Beyond the pump, the consequences are spreading into nearly every corner of the economy.
The Strait of Hormuz, a narrow but critical waterway, has effectively been shut down since late February following military strikes. This single chokepoint typically handles about 20% of the world’s oil and liquefied natural gas shipments. Now, tanker traffic has collapsed by more than 90%, creating one of the most severe supply disruptions since the 1970s oil crisis.
But energy is only part of the story.
Fertilizer shipments have also been heavily impacted, with roughly one-third of global seaborne fertilizer trade passing through the strait. Nearly a million metric tons are now stranded, unable to reach global markets. Prices for key agricultural inputs like urea have skyrocketed, jumping 32% in just one week.
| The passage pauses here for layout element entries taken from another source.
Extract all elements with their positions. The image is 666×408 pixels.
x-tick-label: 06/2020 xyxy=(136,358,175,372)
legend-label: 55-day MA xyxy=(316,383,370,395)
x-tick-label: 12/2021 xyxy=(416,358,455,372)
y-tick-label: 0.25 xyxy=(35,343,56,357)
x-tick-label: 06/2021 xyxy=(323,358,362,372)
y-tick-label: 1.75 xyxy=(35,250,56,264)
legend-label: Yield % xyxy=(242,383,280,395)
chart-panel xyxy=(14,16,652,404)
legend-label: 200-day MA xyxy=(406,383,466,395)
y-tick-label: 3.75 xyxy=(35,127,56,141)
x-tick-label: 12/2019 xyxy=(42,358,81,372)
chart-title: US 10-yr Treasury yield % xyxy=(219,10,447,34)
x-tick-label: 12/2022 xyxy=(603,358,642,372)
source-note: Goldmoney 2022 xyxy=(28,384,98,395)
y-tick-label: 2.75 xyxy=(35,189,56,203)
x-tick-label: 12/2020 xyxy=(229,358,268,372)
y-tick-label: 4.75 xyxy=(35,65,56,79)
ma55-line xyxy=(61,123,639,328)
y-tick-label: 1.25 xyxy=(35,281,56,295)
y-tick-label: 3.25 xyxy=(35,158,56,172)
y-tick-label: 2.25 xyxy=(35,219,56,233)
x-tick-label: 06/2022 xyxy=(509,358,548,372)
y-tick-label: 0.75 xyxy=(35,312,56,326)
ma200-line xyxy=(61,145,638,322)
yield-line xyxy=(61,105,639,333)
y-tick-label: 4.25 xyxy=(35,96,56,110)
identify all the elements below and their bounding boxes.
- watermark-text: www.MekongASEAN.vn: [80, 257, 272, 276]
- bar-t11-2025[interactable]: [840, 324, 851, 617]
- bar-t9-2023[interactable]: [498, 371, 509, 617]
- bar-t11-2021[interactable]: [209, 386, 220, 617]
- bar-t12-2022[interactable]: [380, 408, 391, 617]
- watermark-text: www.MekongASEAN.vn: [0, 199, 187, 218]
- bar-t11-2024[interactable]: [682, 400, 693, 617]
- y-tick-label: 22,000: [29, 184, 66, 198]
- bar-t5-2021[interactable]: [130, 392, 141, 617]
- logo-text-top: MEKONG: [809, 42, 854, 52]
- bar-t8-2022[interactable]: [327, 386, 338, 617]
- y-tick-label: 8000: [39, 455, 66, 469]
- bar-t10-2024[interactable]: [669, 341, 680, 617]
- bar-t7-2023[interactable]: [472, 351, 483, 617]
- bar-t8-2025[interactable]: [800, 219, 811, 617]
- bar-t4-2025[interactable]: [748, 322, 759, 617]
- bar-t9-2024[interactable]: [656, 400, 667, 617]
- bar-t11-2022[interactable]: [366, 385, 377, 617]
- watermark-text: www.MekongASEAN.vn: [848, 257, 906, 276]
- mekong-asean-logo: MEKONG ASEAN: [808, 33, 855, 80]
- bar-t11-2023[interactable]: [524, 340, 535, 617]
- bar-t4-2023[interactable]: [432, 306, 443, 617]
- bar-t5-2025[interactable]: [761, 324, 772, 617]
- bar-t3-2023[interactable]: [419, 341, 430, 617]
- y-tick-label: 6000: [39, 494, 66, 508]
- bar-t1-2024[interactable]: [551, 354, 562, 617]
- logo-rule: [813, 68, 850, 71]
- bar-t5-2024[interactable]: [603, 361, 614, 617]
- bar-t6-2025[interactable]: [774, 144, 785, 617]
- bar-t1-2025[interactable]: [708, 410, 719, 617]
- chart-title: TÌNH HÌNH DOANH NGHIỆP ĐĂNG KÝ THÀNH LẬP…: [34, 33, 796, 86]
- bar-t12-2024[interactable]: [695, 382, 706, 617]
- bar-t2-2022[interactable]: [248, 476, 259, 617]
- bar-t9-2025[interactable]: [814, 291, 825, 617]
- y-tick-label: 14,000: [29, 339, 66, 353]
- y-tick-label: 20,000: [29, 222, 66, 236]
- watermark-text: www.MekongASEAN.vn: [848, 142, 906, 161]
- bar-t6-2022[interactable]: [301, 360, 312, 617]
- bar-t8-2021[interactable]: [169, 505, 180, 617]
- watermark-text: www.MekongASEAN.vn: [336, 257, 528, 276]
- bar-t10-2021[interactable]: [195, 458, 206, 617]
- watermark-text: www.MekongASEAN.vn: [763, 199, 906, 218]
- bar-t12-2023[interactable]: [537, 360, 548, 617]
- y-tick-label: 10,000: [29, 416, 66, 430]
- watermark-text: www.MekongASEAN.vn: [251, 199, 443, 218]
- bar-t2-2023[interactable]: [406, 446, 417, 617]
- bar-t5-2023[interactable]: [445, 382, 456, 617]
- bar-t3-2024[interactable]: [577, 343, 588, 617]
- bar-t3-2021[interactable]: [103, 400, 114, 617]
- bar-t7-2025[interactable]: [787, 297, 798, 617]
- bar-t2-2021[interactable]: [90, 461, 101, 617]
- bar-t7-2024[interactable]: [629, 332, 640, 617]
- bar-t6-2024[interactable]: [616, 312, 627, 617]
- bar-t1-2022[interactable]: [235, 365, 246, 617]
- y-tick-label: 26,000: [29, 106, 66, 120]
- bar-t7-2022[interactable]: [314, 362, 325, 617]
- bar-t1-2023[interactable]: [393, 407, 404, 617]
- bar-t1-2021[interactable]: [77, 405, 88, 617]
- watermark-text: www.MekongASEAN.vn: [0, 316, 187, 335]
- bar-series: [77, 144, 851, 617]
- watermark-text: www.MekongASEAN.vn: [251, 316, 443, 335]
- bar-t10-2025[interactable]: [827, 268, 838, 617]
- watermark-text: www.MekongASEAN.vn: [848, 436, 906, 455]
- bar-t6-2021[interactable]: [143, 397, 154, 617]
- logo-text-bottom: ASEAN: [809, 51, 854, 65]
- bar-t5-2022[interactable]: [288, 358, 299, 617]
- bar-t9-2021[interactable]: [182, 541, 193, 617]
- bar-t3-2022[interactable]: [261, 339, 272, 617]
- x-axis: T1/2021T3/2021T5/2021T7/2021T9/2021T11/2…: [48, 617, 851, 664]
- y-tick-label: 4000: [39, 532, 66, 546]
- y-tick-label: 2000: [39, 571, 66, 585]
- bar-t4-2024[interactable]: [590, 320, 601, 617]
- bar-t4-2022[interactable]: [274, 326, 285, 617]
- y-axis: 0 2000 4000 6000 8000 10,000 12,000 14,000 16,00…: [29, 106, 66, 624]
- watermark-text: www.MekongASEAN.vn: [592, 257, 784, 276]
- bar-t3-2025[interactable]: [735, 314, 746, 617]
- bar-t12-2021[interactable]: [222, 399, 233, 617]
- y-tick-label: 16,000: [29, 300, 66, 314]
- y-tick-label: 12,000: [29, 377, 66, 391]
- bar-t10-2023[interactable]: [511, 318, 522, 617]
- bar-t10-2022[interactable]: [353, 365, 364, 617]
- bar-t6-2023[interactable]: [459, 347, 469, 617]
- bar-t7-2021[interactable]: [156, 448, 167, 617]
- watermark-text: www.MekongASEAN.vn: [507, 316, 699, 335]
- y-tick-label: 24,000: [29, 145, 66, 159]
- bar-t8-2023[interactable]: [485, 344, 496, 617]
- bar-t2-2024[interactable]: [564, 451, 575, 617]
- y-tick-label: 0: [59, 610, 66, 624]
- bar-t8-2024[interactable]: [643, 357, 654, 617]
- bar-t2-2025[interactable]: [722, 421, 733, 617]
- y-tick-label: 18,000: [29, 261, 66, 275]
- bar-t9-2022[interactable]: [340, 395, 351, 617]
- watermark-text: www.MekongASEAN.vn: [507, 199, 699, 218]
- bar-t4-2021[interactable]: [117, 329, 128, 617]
American farmers are already feeling the squeeze. The American Farm Bureau Federation, joined by dozens of other groups, has warned that the disruption is hitting an already fragile farm economy at the worst possible time: planting season.
The ripple effects are unavoidable.
Diesel prices, which power the entire supply chain from farms to grocery stores, are projected to climb above $5 per gallon. Analysts warn this will inevitably push food prices higher, adding more pressure on households already struggling with inflation.
Some forecasts paint an even darker picture. If the conflict drags on, oil prices could spike toward $200 per barrel, potentially sending gasoline prices soaring to $7 per gallon nationwide.
For now, Americans are caught between conflicting signals. On one hand, Trump insists the situation will be resolved in weeks. On the other, escalating military actions and tightening global supply suggest the opposite.
At the center of it all is a growing concern that geopolitical decisions are hitting hardest at home. From the gas pump to the grocery aisle, everyday Americans are already paying the price.
And with no clear end in sight, that cost may only continue to rise.